Obama pitches mortgage overhaul as housing rallies

August 07, 2013 04:09 am | Updated 04:39 am IST - PHOENIX

President Barack Obama waves to the crowd as he arrives at Phoenix Sky Harbor International Airport in Phoenix on his way to give a speech on housing and the middle class.

President Barack Obama waves to the crowd as he arrives at Phoenix Sky Harbor International Airport in Phoenix on his way to give a speech on housing and the middle class.

President Barack Obama on Tuesday proposed a broad overhaul of the U.S. mortgage finance system, including winding down government-backed mortgage giants Fannie Mae and Freddie Mac. He declared that taxpayers should never again be left “holding the bag” for the mortgage giants’ bad bets.

The president wants to replace Fannie and Freddie with a system that would put the private sector, not the government, primarily at risk for loans. The government would still be involved, both in oversight and as a last-resort loan guarantor.

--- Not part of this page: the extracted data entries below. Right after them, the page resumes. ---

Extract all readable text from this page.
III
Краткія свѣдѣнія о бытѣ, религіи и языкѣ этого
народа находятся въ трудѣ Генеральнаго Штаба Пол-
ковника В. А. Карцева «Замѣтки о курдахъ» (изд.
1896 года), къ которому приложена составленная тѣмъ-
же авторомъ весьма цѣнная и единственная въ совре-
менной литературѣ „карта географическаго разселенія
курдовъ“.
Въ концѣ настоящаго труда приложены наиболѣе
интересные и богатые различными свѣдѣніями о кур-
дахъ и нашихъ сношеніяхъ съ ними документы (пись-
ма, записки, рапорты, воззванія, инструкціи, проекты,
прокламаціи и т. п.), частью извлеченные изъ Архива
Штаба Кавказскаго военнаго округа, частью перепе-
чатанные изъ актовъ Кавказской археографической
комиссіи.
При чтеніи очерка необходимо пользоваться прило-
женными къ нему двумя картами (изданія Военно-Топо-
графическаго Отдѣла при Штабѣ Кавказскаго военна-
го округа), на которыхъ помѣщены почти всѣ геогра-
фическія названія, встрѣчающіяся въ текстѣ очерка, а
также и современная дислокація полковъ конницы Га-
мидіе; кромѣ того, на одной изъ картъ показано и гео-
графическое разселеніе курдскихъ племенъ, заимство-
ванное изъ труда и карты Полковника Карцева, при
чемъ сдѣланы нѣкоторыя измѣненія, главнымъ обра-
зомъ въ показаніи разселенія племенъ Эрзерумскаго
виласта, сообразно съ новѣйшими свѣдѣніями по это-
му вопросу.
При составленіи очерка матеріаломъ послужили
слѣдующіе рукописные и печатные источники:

Obama outlined his proposals in Phoenix, the once foreclosure-riddled desert city at the epicentre of the U.S. housing crisis. The housing market in Phoenix, as well as in many other parts of the country, has rebounded robustly, with prices in the south-western city up 66 percent from the low point in 2011.

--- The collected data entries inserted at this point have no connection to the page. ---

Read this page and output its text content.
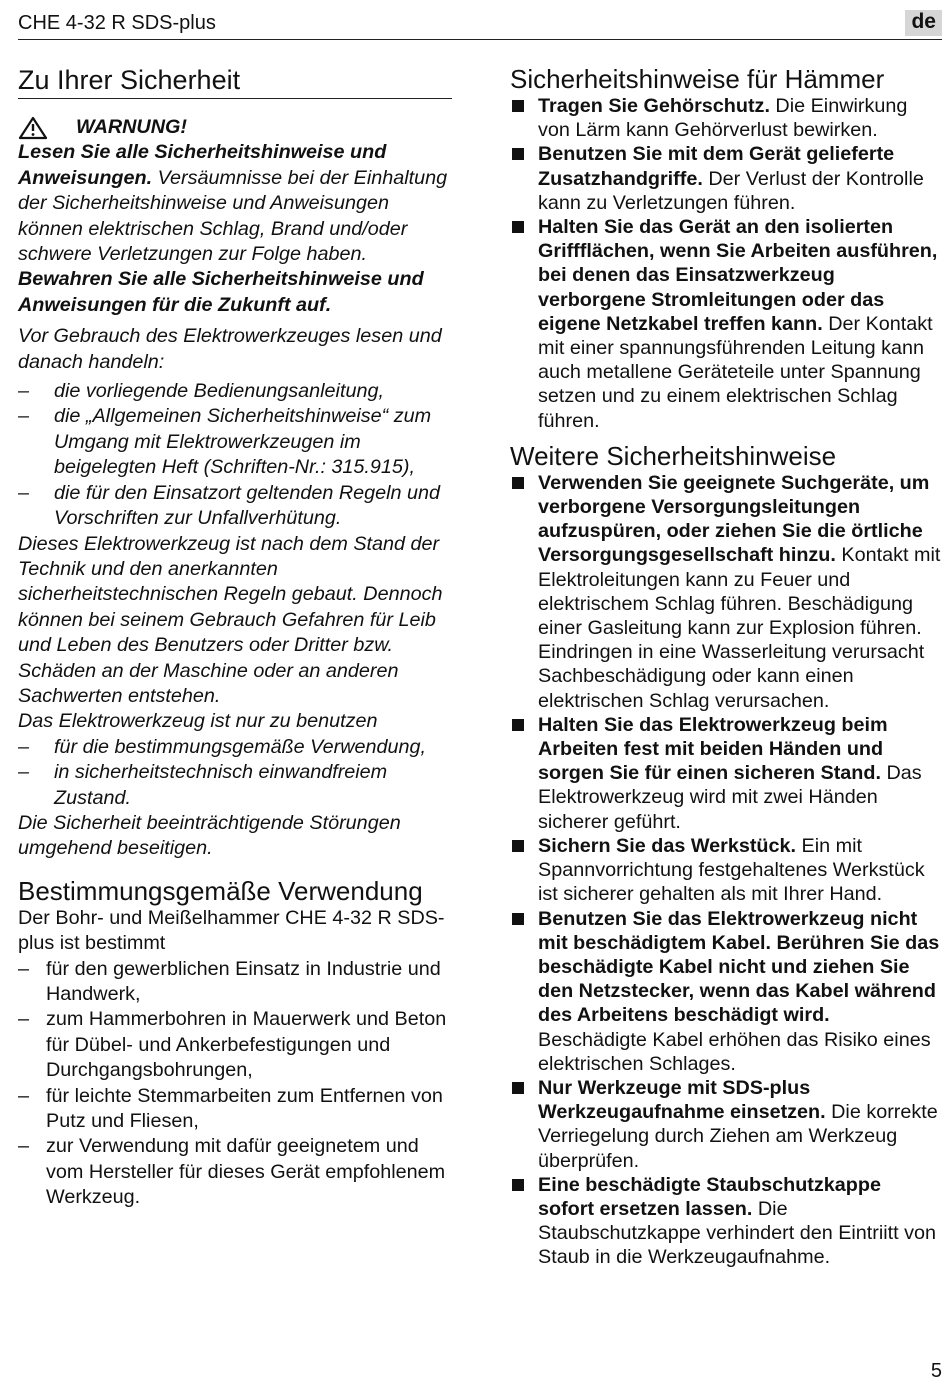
CHE 4-32 R SDS-plus	de
Zu Ihrer Sicherheit
WARNUNG!
Lesen Sie alle Sicherheitshinweise und Anweisungen. Versäumnisse bei der Einhaltung der Sicherheitshinweise und Anweisungen können elektrischen Schlag, Brand und/oder schwere Verletzungen zur Folge haben. Bewahren Sie alle Sicherheitshinweise und Anweisungen für die Zukunft auf.
Vor Gebrauch des Elektrowerkzeuges lesen und danach handeln:
– die vorliegende Bedienungsanleitung,
– die „Allgemeinen Sicherheitshinweise“ zum Umgang mit Elektrowerkzeugen im beigelegten Heft (Schriften-Nr.: 315.915),
– die für den Einsatzort geltenden Regeln und Vorschriften zur Unfallverhütung.
Dieses Elektrowerkzeug ist nach dem Stand der Technik und den anerkannten sicherheitstechnischen Regeln gebaut. Dennoch können bei seinem Gebrauch Gefahren für Leib und Leben des Benutzers oder Dritter bzw. Schäden an der Maschine oder an anderen Sachwerten entstehen.
Das Elektrowerkzeug ist nur zu benutzen
– für die bestimmungsgemäße Verwendung,
– in sicherheitstechnisch einwandfreiem Zustand.
Die Sicherheit beeinträchtigende Störungen umgehend beseitigen.
Bestimmungsgemäße Verwendung
Der Bohr- und Meißelhammer CHE 4-32 R SDS-plus ist bestimmt
– für den gewerblichen Einsatz in Industrie und Handwerk,
– zum Hammerbohren in Mauerwerk und Beton für Dübel- und Ankerbefestigungen und Durchgangsbohrungen,
– für leichte Stemmarbeiten zum Entfernen von Putz und Fliesen,
– zur Verwendung mit dafür geeignetem und vom Hersteller für dieses Gerät empfohlenem Werkzeug.
Sicherheitshinweise für Hämmer
Tragen Sie Gehörschutz. Die Einwirkung von Lärm kann Gehörverlust bewirken.
Benutzen Sie mit dem Gerät gelieferte Zusatzhandgriffe. Der Verlust der Kontrolle kann zu Verletzungen führen.
Halten Sie das Gerät an den isolierten Griffflächen, wenn Sie Arbeiten ausführen, bei denen das Einsatzwerkzeug verborgene Stromleitungen oder das eigene Netzkabel treffen kann. Der Kontakt mit einer spannungsführenden Leitung kann auch metallene Geräteteile unter Spannung setzen und zu einem elektrischen Schlag führen.
Weitere Sicherheitshinweise
Verwenden Sie geeignete Suchgeräte, um verborgene Versorgungsleitungen aufzuspüren, oder ziehen Sie die örtliche Versorgungsgesellschaft hinzu. Kontakt mit Elektroleitungen kann zu Feuer und elektrischem Schlag führen. Beschädigung einer Gasleitung kann zur Explosion führen. Eindringen in eine Wasserleitung verursacht Sachbeschädigung oder kann einen elektrischen Schlag verursachen.
Halten Sie das Elektrowerkzeug beim Arbeiten fest mit beiden Händen und sorgen Sie für einen sicheren Stand. Das Elektrowerkzeug wird mit zwei Händen sicherer geführt.
Sichern Sie das Werkstück. Ein mit Spannvorrichtung festgehaltenes Werkstück ist sicherer gehalten als mit Ihrer Hand.
Benutzen Sie das Elektrowerkzeug nicht mit beschädigtem Kabel. Berühren Sie das beschädigte Kabel nicht und ziehen Sie den Netzstecker, wenn das Kabel während des Arbeitens beschädigt wird. Beschädigte Kabel erhöhen das Risiko eines elektrischen Schlages.
Nur Werkzeuge mit SDS-plus Werkzeugaufnahme einsetzen. Die korrekte Verriegelung durch Ziehen am Werkzeug überprüfen.
Eine beschädigte Staubschutzkappe sofort ersetzen lassen. Die Staubschutzkappe verhindert den Eintriitt von Staub in die Werkzeugaufnahme.
5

Despite the nationwide gains, the president said sweeping housing reforms are still needed to ensure that a rejuvenated market doesn’t simply “re-inflate the housing bubble.” The cornerstone of that effort is winding down Fannie Mae and Freddie Mac, a proposal with bipartisan support in the Senate.

“For too long, these companies were allowed to make big profits buying mortgages, knowing that if their bets went bad, taxpayers would be left holding the bag,” Obama told a crowd of more than 2,000 at an area high school. He spoke following a tour of a construction company that has been able to hire hundreds of new workers as a result of the region’s housing comeback.

While the president has previously endorsed overhauling Fannie and Freddie, his remarks Tuesday marked the first time he outlined his specific priorities for doing so.

Obama is also seeking guarantees that a private sector-led mortgage finance system would still ensure wide homeowner access to popular 30-year mortgages at fixed rates.

Making light of criticism from Republicans who have cast him as a big-spending liberal, Mr. Obama joked that his calls for deeper private sector involvement “must sound confusing to the folks who call me a socialist.”

Once flourishing, Fannie and Freddie were bailed out in 2008 by a $187 billion taxpayer-backed bailout. The two enterprises don’t make loans directly, but buy mortgages from lenders, package them as bonds, guarantee them against default and sell them to investors. The enterprises currently own or guarantee half of all U.S. mortgages and back nearly 90 percent of new ones.

Mr. Obama’s trip to Phoenix marked the latest stop on a summertime tour aimed at rallying the public around his economic policies ahead of looming budget fights with congressional Republicans this fall. It was also a return to the city he visited just weeks after taking office in 2009 to tout the government’s role in bolstering the housing market.

The nationwide housing recovery has been providing critical support to the economy at a time when manufacturing and business investment have stagnated. Steady job growth and low mortgage rates in the past year have also fuelled more home sales. The increased demand, along with a tight supply of homes for sale, has pushed home prices higher and encouraged builders to start more homes and create more construction jobs.